Bir annenin gözünden yaş yerine çaresizlik akıtmak…
Bir babanın cebindeki son kuruşu değil, umutlarını da çekip almak…
Bunu yapanlara maalesef “sistem” diyoruz artık!
Bir kamu hastanesinin üst düzey yetkilisiyle yaptığım görüşmede acı bir itirafta bulunarak, özel hastanelerle anlaşmalar azalmış olsa da, Bursa’da bazı hasta yakınlarının mağdur edildiğini ifade etti.
Ben sadece Bursa Şehir Hastanesi’nin bebek yoğun bakımından söz ediyorum. Diğer kamu hastanelerini de siz hesap edin.
***
Başka bir dert daha var.
Hastane enfeksiyonu gelişmiş ülkelerde de var ama hijyen ve temizlikle vaka sayıları bizdeki kadar yüksek değil.

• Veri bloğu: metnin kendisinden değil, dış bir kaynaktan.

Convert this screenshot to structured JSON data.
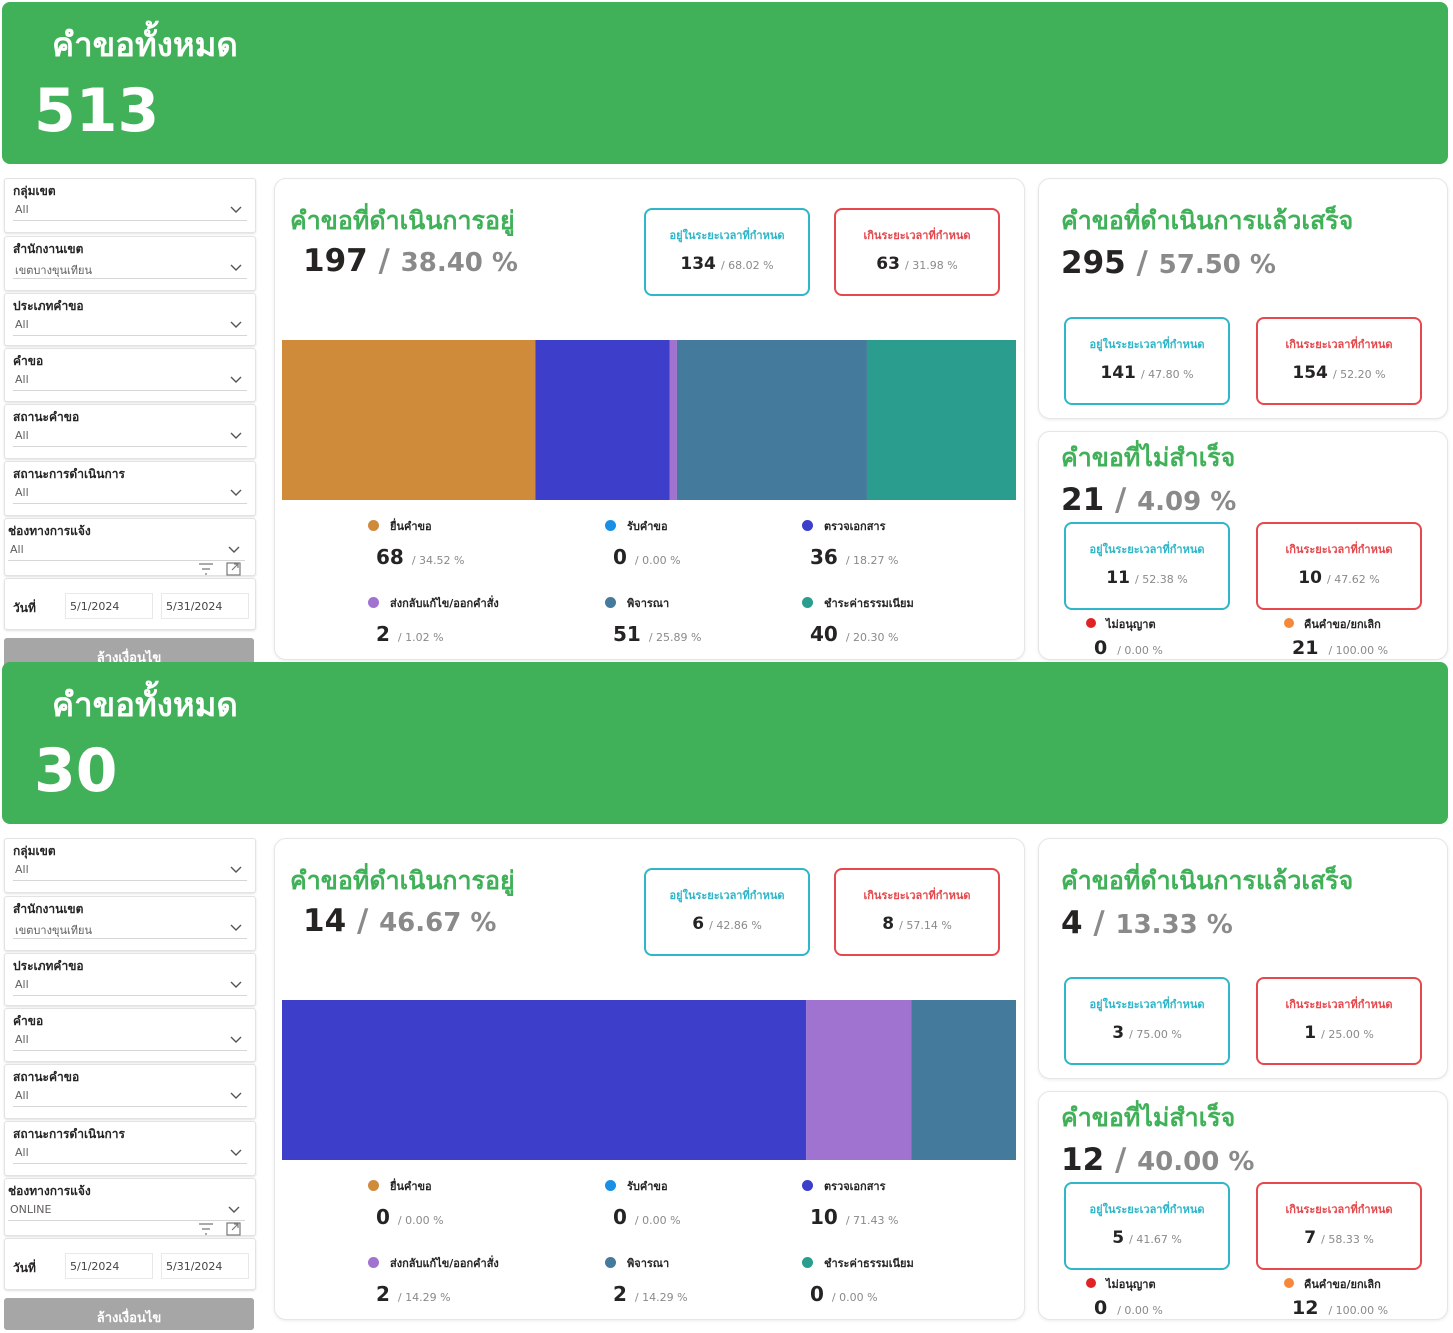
{
  "panels": [
    {
      "header": {
        "title": "คำขอทั้งหมด",
        "total": "513"
      },
      "filters": {
        "group": {
          "label": "กลุ่มเขต",
          "value": "All"
        },
        "office": {
          "label": "สำนักงานเขต",
          "value": "เขตบางขุนเทียน"
        },
        "req_type": {
          "label": "ประเภทคำขอ",
          "value": "All"
        },
        "request": {
          "label": "คำขอ",
          "value": "All"
        },
        "req_status": {
          "label": "สถานะคำขอ",
          "value": "All"
        },
        "op_status": {
          "label": "สถานะการดำเนินการ",
          "value": "All"
        },
        "channel": {
          "label": "ช่องทางการแจ้ง",
          "value": "All"
        },
        "date": {
          "label": "วันที่",
          "start": "5/1/2024",
          "end": "5/31/2024"
        },
        "clear_label": "ล้างเงื่อนไข"
      },
      "in_progress": {
        "title": "คำขอที่ดำเนินการอยู่",
        "count": "197",
        "sep": "/",
        "pct": "38.40 %",
        "on_time": {
          "label": "อยู่ในระยะเวลาที่กำหนด",
          "count": "134",
          "pct": "/ 68.02 %"
        },
        "late": {
          "label": "เกินระยะเวลาที่กำหนด",
          "count": "63",
          "pct": "/ 31.98 %"
        },
        "bar": [
          {
            "name": "ยื่นคำขอ",
            "value": 68,
            "color": "#d08b3a"
          },
          {
            "name": "รับคำขอ",
            "value": 0,
            "color": "#1a8fe3"
          },
          {
            "name": "ตรวจเอกสาร",
            "value": 36,
            "color": "#3d3ec9"
          },
          {
            "name": "ส่งกลับแก้ไข/ออกคำสั่ง",
            "value": 2,
            "color": "#a173d0"
          },
          {
            "name": "พิจารณา",
            "value": 51,
            "color": "#447a9c"
          },
          {
            "name": "ชำระค่าธรรมเนียม",
            "value": 40,
            "color": "#2a9d8f"
          }
        ],
        "legend": [
          {
            "label": "ยื่นคำขอ",
            "count": "68",
            "pct": "/ 34.52 %",
            "color": "#d08b3a"
          },
          {
            "label": "รับคำขอ",
            "count": "0",
            "pct": "/ 0.00 %",
            "color": "#1a8fe3"
          },
          {
            "label": "ตรวจเอกสาร",
            "count": "36",
            "pct": "/ 18.27 %",
            "color": "#3d3ec9"
          },
          {
            "label": "ส่งกลับแก้ไข/ออกคำสั่ง",
            "count": "2",
            "pct": "/ 1.02 %",
            "color": "#a173d0"
          },
          {
            "label": "พิจารณา",
            "count": "51",
            "pct": "/ 25.89 %",
            "color": "#447a9c"
          },
          {
            "label": "ชำระค่าธรรมเนียม",
            "count": "40",
            "pct": "/ 20.30 %",
            "color": "#2a9d8f"
          }
        ]
      },
      "completed": {
        "title": "คำขอที่ดำเนินการแล้วเสร็จ",
        "count": "295",
        "sep": "/",
        "pct": "57.50 %",
        "on_time": {
          "label": "อยู่ในระยะเวลาที่กำหนด",
          "count": "141",
          "pct": "/ 47.80 %"
        },
        "late": {
          "label": "เกินระยะเวลาที่กำหนด",
          "count": "154",
          "pct": "/ 52.20 %"
        }
      },
      "failed": {
        "title": "คำขอที่ไม่สำเร็จ",
        "count": "21",
        "sep": "/",
        "pct": "4.09 %",
        "on_time": {
          "label": "อยู่ในระยะเวลาที่กำหนด",
          "count": "11",
          "pct": "/ 52.38 %"
        },
        "late": {
          "label": "เกินระยะเวลาที่กำหนด",
          "count": "10",
          "pct": "/ 47.62 %"
        },
        "denied": {
          "label": "ไม่อนุญาต",
          "count": "0",
          "pct": "/ 0.00 %",
          "color": "#e02424"
        },
        "returned": {
          "label": "คืนคำขอ/ยกเลิก",
          "count": "21",
          "pct": "/ 100.00 %",
          "color": "#f5883a"
        }
      }
    },
    {
      "header": {
        "title": "คำขอทั้งหมด",
        "total": "30"
      },
      "filters": {
        "group": {
          "label": "กลุ่มเขต",
          "value": "All"
        },
        "office": {
          "label": "สำนักงานเขต",
          "value": "เขตบางขุนเทียน"
        },
        "req_type": {
          "label": "ประเภทคำขอ",
          "value": "All"
        },
        "request": {
          "label": "คำขอ",
          "value": "All"
        },
        "req_status": {
          "label": "สถานะคำขอ",
          "value": "All"
        },
        "op_status": {
          "label": "สถานะการดำเนินการ",
          "value": "All"
        },
        "channel": {
          "label": "ช่องทางการแจ้ง",
          "value": "ONLINE"
        },
        "date": {
          "label": "วันที่",
          "start": "5/1/2024",
          "end": "5/31/2024"
        },
        "clear_label": "ล้างเงื่อนไข"
      },
      "in_progress": {
        "title": "คำขอที่ดำเนินการอยู่",
        "count": "14",
        "sep": "/",
        "pct": "46.67 %",
        "on_time": {
          "label": "อยู่ในระยะเวลาที่กำหนด",
          "count": "6",
          "pct": "/ 42.86 %"
        },
        "late": {
          "label": "เกินระยะเวลาที่กำหนด",
          "count": "8",
          "pct": "/ 57.14 %"
        },
        "bar": [
          {
            "name": "ยื่นคำขอ",
            "value": 0,
            "color": "#d08b3a"
          },
          {
            "name": "รับคำขอ",
            "value": 0,
            "color": "#1a8fe3"
          },
          {
            "name": "ตรวจเอกสาร",
            "value": 10,
            "color": "#3d3ec9"
          },
          {
            "name": "ส่งกลับแก้ไข/ออกคำสั่ง",
            "value": 2,
            "color": "#a173d0"
          },
          {
            "name": "พิจารณา",
            "value": 2,
            "color": "#447a9c"
          },
          {
            "name": "ชำระค่าธรรมเนียม",
            "value": 0,
            "color": "#2a9d8f"
          }
        ],
        "legend": [
          {
            "label": "ยื่นคำขอ",
            "count": "0",
            "pct": "/ 0.00 %",
            "color": "#d08b3a"
          },
          {
            "label": "รับคำขอ",
            "count": "0",
            "pct": "/ 0.00 %",
            "color": "#1a8fe3"
          },
          {
            "label": "ตรวจเอกสาร",
            "count": "10",
            "pct": "/ 71.43 %",
            "color": "#3d3ec9"
          },
          {
            "label": "ส่งกลับแก้ไข/ออกคำสั่ง",
            "count": "2",
            "pct": "/ 14.29 %",
            "color": "#a173d0"
          },
          {
            "label": "พิจารณา",
            "count": "2",
            "pct": "/ 14.29 %",
            "color": "#447a9c"
          },
          {
            "label": "ชำระค่าธรรมเนียม",
            "count": "0",
            "pct": "/ 0.00 %",
            "color": "#2a9d8f"
          }
        ]
      },
      "completed": {
        "title": "คำขอที่ดำเนินการแล้วเสร็จ",
        "count": "4",
        "sep": "/",
        "pct": "13.33 %",
        "on_time": {
          "label": "อยู่ในระยะเวลาที่กำหนด",
          "count": "3",
          "pct": "/ 75.00 %"
        },
        "late": {
          "label": "เกินระยะเวลาที่กำหนด",
          "count": "1",
          "pct": "/ 25.00 %"
        }
      },
      "failed": {
        "title": "คำขอที่ไม่สำเร็จ",
        "count": "12",
        "sep": "/",
        "pct": "40.00 %",
        "on_time": {
          "label": "อยู่ในระยะเวลาที่กำหนด",
          "count": "5",
          "pct": "/ 41.67 %"
        },
        "late": {
          "label": "เกินระยะเวลาที่กำหนด",
          "count": "7",
          "pct": "/ 58.33 %"
        },
        "denied": {
          "label": "ไม่อนุญาต",
          "count": "0",
          "pct": "/ 0.00 %",
          "color": "#e02424"
        },
        "returned": {
          "label": "คืนคำขอ/ยกเลิก",
          "count": "12",
          "pct": "/ 100.00 %",
          "color": "#f5883a"
        }
      }
    }
  ]
}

Bu mevzuya niye dikkat çekiyorum, Şehir Hastanesi’nde bebekleri dünyaya gelenler, hijyen ve temizliğin istenilen seviyede olmadığını belirttiler.
Hakikaten,
Neden bu kadar bebek enfeksiyon kapıyor?
Neden temizlik, hijyen bu kadar yetersiz?
Yoksa otel konforu, yalnızca perdelerde ve tabelalarda mı var?
Temizlik filan deyince, dillerden düşmeyen Şevket Yılmaz Hastanesi’nin evlere şenlik halini anlatmaya gerek yok!
Geçtiğimiz yıl tıbbi malzemelerini bazı çalışanların satmasıyla gündeme gelen Bursa Şehir Hastanesi, yaşananlar karşısında susan, açıklama yapma zahmetinde bulunmayan başhekimi Dursun Topal’ın görev süresi doldu ve ayrıldı.
Yerine gelen Doç. Dr. Salih Metin’in sağlık alanındaki tecrübesi, bilgisi tartışılmaz. Yeni başhekim Metin’den isteğimiz ve talebimiz, bu dev sağlık platosunda sorumluluğunun bilinciyle hareket etmesi.
Ayrıca,
Temizlik sadece fiziki bir alanın değil, vicdanın da gereğidir. Hastalara ve yakınlarına karşı personelinin davranışlarını denetlemek Bursa İl Sağlık Müdürü Mustafa Çetin ve ekibinin görevi olduğunu düşünüyorum.
Lütfen, bu şehirde doğan çocuklar temiz bir nefesle başlasın hayata.
Bursa’daki siyasiler, sosyal medyada paylaşım yapmaya ayırdıkları vaktin daha azını hastaneleri tebdil-i kıyafetle sık sık ziyaret etmeye ayırırlarsa çok daha faydalı olur diye düşünüyorum.